In 1945, a student at Aligarh University wrote to Fazlul Haq, accusing him of abandoning the Muslim League. In his reply, on Oct 13, Fazlul Haq, said that he stood by “the Resolution whose wording I drafted and which I moved at the Lahore Session of the Muslim League...It is a pity that Muslim leaders do not understand what Pakistan means and merely shout slogans to catch the fancy of Musalmans.” He also wrote that he was ready to rejoin the League if the ban against him was removed.
It is significant that none of the speakers at the Muslim League session which adopted the Lahore Resolution mentioned the need for an Islamic government or the imposition of shariah. The Quaid-e-Azam also repeatedly emphasised that he had never envisaged Pakistan as a theocratic state.
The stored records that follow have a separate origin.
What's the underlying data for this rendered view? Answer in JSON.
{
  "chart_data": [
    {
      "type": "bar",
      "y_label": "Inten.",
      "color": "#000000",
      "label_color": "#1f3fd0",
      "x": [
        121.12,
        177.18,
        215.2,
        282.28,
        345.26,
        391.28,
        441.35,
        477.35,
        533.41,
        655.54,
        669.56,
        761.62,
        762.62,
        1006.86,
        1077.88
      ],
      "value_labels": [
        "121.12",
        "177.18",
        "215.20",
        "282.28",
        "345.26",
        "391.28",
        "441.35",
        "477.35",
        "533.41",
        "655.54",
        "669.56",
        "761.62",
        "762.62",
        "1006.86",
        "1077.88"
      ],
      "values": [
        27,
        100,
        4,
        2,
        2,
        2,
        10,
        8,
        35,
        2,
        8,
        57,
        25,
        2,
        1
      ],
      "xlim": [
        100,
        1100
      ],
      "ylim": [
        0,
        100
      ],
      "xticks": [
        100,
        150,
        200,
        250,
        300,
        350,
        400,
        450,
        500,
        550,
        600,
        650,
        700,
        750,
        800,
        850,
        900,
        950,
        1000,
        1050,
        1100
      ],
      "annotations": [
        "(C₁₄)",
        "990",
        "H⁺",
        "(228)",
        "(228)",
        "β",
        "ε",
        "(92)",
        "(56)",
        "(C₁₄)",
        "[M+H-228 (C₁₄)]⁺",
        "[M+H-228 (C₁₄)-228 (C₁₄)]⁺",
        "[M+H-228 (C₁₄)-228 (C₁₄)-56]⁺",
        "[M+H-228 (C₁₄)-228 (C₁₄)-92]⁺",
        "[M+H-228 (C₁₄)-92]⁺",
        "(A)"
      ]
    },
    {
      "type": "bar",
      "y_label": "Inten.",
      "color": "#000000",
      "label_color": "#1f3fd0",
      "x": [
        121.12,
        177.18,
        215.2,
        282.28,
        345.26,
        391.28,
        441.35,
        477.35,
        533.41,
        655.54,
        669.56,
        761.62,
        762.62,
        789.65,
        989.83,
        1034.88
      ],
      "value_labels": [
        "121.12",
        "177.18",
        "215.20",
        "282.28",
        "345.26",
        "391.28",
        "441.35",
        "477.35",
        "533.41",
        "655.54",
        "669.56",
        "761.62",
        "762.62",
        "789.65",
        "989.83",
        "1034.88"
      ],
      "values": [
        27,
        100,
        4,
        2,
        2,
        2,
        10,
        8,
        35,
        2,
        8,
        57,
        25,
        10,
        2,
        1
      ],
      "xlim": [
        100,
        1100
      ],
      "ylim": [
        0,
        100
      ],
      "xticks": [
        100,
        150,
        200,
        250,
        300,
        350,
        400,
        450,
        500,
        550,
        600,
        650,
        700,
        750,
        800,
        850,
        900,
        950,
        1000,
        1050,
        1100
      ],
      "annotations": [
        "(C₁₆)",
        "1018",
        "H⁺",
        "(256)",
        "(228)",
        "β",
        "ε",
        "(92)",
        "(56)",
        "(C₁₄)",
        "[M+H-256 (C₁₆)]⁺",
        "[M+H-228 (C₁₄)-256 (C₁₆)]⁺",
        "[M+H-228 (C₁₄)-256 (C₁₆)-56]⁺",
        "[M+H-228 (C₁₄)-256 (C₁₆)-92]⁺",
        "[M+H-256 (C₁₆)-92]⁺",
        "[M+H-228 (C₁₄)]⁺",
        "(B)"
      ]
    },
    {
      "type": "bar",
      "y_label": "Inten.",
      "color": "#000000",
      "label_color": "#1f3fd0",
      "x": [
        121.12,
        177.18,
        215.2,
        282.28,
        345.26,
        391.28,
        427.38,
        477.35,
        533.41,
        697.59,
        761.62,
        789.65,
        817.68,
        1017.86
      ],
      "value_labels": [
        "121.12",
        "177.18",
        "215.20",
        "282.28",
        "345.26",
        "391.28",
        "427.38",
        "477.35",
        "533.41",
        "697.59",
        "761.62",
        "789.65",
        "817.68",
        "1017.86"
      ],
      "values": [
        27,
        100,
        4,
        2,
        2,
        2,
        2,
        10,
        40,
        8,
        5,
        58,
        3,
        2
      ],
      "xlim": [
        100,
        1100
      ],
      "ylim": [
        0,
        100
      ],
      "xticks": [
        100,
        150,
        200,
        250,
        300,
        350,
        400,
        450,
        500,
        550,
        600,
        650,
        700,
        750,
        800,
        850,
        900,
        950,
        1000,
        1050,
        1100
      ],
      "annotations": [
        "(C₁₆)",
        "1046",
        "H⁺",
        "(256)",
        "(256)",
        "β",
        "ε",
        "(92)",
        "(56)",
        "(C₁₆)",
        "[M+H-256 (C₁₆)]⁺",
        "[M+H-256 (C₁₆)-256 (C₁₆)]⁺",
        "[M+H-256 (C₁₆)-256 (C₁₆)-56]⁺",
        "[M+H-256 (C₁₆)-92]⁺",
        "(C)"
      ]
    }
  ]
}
Yet, on March 12, 1949, barely six months after his death, the non-representative Constituent Assembly adopted the 10-point Objectives Resolution, which pledged that the future constitution would be underpinned by the tenets of Islam.
Since then, as Fazlul Haq had previously lamented, Pakistani political leaders have exploited Islam. Even worse, extremists and terrorist groups have distorted its teachings to justify cold-blooded murder. In 2010 alone, there were 2,113 terrorist-related incidents in the country. Drastic measures are required. Bangladesh responded to the threat by banning religious political parties on July 28, 2010, and this decision has been accepted by its people.
The founding fathers of Pakistan were men of exception ability. Like all mortals they had their failings, but these were never fatal to their commitment to the people, and neither did they hesitate to admit their mistakes. Shortly before his death on April 27, 1962, Fazlul Haq wrote: “I have my hours of penance and regret. I am introspective enough to take an interest in the examination of my own conscience... Disappointments have not cured me of an ineradicable romanticism. If at time I am sorry for something I have done, remorse assails me only for the things I have left undone.”